To appropriate such terminology by unproblematically thinking themselves as “indigenous” and claiming resultant trauma from having been under foreign rule for generations is an example of deception and unethical posturing. on part of the Hindu Right

Also increasingly employed is the idea of “Hinduphobia”—or a supposedly cognate term, Hindu dvesha (animosity towards Hindus), the former term patterned very consciously and cheekily on the ideas surrounding Islamophobia.

The Vishwa Hindu Parishad of America (VHPA) and other organizations put together seminars and talks on Hinduphobia and Hindudvesha, especially in school textbooks. This strand of thought is a continuation of the controversy regarding the depiction of Hindus and other Indian groups in California textbooks.

The issue of Hinduphobia was also front and center recently in the backlash against hstrian Audrey Truschke at Rutgers University in the US, where she was accused of hurting the sentiments of the Hindu students.

Such wild imaginings about one’s victimhood does not stop there. A webinar organized by the Dharma Civilization Foundation, a part of VHPA, titled “What Can Hindus Learn From  The Jewish Holocaust,” explains the thinking behind the event: “What are possible Holocaust lessons for Hindus who have experienced genocide in several countries and who continue to experience sustained Hindudvesha –  a discourse that dehumanizes Hindus everywhere.”

The list of countries the Hindus might have experienced genocide in seems to be anybody’s guess. The Indians, and a majority of them Hindus, form the largest diaspora in the world. They figure in the upper ranks of professionals and decision-makers in places like the US and Europe; they control large businesses in Africa; and they form both the laboring and service classes in the Middle East. How such a community with admittedly more than a modicum of success and prosperity is the target of dehumanization everywhere is a mystery.

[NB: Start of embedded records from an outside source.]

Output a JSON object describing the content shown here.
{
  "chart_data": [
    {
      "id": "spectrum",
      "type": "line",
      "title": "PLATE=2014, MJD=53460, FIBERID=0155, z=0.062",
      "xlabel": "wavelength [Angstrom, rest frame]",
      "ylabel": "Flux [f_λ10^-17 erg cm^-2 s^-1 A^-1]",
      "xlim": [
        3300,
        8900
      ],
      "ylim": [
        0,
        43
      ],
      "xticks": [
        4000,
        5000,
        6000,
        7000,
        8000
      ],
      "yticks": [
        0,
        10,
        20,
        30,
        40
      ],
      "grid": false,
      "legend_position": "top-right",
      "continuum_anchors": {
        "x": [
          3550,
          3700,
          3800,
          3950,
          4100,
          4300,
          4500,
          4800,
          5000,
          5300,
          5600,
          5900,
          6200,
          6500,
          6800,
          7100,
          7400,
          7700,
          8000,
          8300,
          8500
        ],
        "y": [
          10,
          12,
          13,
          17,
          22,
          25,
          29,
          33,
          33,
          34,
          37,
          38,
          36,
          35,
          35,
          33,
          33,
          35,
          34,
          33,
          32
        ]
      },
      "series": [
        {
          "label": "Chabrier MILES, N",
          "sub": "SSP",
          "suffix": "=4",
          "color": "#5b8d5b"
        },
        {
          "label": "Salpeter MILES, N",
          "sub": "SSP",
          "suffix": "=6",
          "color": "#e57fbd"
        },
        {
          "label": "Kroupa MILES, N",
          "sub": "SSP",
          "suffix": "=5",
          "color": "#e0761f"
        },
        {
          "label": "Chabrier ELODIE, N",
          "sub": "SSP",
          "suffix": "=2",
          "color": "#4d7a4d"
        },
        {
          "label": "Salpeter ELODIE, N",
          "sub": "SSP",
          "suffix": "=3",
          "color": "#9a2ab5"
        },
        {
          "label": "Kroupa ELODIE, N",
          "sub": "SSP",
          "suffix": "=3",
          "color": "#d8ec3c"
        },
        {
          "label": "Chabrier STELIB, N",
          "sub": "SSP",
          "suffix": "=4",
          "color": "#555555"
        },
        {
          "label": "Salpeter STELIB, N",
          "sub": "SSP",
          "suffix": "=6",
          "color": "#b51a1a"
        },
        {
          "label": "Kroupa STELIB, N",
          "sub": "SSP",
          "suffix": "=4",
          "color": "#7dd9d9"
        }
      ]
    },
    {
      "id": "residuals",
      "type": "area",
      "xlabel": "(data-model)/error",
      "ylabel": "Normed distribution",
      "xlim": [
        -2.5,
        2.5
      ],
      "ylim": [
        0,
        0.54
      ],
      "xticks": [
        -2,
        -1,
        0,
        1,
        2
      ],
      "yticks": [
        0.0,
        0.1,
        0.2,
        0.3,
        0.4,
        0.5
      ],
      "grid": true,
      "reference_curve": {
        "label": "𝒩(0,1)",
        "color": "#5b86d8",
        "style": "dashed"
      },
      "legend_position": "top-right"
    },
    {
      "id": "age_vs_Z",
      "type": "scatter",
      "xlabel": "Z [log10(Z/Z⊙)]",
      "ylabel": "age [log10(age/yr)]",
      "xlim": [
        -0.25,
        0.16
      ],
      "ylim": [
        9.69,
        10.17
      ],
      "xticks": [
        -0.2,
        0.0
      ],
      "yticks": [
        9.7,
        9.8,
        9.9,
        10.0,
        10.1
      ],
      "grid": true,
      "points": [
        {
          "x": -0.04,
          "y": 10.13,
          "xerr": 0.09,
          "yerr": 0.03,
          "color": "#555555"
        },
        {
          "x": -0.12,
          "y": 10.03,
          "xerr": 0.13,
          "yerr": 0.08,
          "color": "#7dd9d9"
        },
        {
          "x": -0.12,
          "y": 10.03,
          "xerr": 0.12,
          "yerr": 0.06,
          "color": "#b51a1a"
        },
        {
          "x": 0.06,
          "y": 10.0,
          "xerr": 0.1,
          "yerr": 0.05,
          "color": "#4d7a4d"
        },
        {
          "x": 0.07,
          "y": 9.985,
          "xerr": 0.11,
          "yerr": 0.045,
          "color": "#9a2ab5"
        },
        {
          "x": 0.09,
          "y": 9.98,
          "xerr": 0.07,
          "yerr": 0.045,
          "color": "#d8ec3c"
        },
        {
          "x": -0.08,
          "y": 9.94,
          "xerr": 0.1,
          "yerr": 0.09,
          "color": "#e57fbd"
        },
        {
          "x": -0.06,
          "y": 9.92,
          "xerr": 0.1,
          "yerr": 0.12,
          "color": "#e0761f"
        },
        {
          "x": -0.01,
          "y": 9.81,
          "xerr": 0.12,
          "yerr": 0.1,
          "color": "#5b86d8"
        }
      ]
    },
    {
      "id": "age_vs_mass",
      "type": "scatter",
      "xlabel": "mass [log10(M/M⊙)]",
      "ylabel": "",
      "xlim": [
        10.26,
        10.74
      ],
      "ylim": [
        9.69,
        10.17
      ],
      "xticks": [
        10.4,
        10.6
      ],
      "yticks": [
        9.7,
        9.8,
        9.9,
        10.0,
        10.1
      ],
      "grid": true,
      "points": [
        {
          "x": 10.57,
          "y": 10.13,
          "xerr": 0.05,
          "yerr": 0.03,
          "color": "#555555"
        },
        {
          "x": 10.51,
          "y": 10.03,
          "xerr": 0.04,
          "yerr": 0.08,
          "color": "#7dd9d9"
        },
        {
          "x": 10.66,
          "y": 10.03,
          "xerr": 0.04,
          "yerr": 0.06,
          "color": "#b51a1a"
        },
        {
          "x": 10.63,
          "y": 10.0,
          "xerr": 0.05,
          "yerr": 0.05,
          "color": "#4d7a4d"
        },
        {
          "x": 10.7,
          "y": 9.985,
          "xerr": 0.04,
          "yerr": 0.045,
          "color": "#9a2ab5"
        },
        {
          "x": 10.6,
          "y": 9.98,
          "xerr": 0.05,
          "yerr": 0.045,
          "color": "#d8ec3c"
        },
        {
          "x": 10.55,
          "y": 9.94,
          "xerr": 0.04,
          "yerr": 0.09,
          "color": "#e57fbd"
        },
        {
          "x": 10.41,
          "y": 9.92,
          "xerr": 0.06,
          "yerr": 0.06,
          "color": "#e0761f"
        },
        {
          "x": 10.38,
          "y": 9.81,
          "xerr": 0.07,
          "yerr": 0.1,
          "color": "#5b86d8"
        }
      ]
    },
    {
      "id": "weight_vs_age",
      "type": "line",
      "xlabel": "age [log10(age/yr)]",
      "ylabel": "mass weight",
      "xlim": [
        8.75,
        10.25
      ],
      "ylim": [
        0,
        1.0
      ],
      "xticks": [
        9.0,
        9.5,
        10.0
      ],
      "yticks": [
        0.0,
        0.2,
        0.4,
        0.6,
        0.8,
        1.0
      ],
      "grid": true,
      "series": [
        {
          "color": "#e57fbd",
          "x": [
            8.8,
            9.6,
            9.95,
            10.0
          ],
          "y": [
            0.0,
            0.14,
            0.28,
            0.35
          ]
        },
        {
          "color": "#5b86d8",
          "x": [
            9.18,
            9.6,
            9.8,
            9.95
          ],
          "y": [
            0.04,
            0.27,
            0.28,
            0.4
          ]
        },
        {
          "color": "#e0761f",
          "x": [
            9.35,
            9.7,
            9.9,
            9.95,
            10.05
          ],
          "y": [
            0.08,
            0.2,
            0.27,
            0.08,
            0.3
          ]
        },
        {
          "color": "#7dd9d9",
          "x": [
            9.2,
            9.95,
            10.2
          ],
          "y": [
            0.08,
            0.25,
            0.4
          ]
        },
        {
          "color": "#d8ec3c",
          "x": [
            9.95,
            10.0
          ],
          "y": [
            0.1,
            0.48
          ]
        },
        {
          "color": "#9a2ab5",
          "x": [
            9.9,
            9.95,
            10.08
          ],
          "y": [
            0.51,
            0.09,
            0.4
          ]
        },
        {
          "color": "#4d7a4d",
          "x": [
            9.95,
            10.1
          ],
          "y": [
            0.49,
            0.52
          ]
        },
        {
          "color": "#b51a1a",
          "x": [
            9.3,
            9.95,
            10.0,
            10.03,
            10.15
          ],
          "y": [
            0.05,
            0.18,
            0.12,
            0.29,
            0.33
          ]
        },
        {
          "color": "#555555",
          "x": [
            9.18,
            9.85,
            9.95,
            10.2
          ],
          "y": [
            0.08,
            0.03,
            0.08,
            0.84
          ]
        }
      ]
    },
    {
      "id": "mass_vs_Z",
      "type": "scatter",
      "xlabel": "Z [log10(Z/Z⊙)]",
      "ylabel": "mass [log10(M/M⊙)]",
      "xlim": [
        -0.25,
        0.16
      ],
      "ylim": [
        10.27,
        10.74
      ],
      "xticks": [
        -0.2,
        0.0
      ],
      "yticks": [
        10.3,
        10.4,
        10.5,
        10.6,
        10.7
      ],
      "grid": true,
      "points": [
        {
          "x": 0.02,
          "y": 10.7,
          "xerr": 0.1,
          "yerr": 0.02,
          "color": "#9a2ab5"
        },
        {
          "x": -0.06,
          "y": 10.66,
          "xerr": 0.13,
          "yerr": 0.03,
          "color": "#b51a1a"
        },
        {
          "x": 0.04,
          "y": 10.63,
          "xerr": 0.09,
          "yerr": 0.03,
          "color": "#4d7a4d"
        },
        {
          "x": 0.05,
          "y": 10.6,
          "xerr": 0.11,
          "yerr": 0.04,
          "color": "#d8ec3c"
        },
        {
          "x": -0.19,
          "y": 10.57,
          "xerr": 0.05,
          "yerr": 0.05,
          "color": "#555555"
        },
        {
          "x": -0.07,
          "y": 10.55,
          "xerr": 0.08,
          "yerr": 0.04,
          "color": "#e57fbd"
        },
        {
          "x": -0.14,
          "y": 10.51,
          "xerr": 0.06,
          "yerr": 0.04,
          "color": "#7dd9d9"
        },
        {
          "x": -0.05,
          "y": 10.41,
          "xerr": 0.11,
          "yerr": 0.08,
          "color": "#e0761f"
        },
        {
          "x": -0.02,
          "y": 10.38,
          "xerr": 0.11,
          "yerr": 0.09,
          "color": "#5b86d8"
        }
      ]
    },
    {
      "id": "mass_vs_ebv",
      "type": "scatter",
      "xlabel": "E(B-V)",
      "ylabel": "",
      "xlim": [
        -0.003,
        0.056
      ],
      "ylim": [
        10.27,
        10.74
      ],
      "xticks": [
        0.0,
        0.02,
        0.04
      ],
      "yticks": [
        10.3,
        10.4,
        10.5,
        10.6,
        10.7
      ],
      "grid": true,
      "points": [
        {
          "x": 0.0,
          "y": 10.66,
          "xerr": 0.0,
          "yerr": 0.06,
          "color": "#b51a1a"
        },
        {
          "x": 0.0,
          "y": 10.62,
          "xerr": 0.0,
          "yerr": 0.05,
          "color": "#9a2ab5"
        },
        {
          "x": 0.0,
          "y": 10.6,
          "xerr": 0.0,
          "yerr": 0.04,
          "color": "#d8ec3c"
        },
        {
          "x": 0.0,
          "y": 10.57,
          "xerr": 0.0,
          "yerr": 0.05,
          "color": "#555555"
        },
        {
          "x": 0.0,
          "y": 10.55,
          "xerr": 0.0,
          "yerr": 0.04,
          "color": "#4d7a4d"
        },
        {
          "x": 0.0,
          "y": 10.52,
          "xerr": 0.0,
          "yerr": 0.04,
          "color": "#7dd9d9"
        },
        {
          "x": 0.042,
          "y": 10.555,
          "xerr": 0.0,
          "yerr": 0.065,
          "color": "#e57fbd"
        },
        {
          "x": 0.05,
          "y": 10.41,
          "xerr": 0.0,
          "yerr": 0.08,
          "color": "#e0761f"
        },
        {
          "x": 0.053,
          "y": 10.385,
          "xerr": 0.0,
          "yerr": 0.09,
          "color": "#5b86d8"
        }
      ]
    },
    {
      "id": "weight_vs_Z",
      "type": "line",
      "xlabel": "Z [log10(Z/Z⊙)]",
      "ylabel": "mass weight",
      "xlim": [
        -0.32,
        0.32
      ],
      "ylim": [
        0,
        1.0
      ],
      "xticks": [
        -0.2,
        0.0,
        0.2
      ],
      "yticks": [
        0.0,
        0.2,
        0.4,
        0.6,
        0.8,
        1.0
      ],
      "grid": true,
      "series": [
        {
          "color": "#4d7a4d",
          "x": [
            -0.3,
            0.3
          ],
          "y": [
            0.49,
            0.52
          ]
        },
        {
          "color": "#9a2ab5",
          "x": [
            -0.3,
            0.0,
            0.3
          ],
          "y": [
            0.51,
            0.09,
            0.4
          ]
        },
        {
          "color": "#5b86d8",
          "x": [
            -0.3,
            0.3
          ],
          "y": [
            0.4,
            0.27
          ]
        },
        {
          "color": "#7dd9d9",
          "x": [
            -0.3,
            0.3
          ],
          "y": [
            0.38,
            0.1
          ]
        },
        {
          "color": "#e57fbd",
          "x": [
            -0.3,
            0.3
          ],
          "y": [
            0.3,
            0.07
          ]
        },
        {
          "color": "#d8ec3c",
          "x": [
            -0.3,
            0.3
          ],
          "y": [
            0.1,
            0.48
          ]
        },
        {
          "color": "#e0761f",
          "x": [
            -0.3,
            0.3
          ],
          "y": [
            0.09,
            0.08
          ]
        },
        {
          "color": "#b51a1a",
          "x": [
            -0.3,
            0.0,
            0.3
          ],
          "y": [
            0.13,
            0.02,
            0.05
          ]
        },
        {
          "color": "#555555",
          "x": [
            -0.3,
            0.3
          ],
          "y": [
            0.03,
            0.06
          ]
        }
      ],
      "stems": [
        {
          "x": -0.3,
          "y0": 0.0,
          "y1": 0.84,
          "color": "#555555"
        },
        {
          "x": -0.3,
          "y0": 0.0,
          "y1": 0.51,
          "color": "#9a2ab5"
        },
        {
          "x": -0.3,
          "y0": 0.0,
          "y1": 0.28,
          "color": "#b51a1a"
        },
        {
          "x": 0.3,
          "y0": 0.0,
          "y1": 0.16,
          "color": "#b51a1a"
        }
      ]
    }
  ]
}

The quest to understand and transcend the supposed inferiority, humiliation and dehumanization is however not a monopoly of diaspora actors. A recent presentation organized by the “Indian Knowledge System” track of the All India Council for Technical Education (AICTE), Ministry of Education, was titled, “The Real History of Prosperous India.” The two main presenters, from an organization called “Bharath Gyan,” were at pains to explain how Indians had high achievements much before the common era. They repeatedly pointed out that the Hindus were not “Janglis” (wild and uncultured), as several historians would have the world believe.

It is such self-crafted profiles of victimization that the adherents of a nationalist Hindu agenda conjure up and then work to disseminate. It creates a platform to keep up the myth of persecution and of feigned inferiority.. What it urges, more covertly than overtly, is a solidarity based on supposed shared suffering, and, for historical justice, common enemies to blame. There is the perpetuation of a fabricated memory of victimhood, which in the present plays out in forms of irrational hate, a desire for avenging the persecution, and an endeavor to constantly glorify a supposed golden past.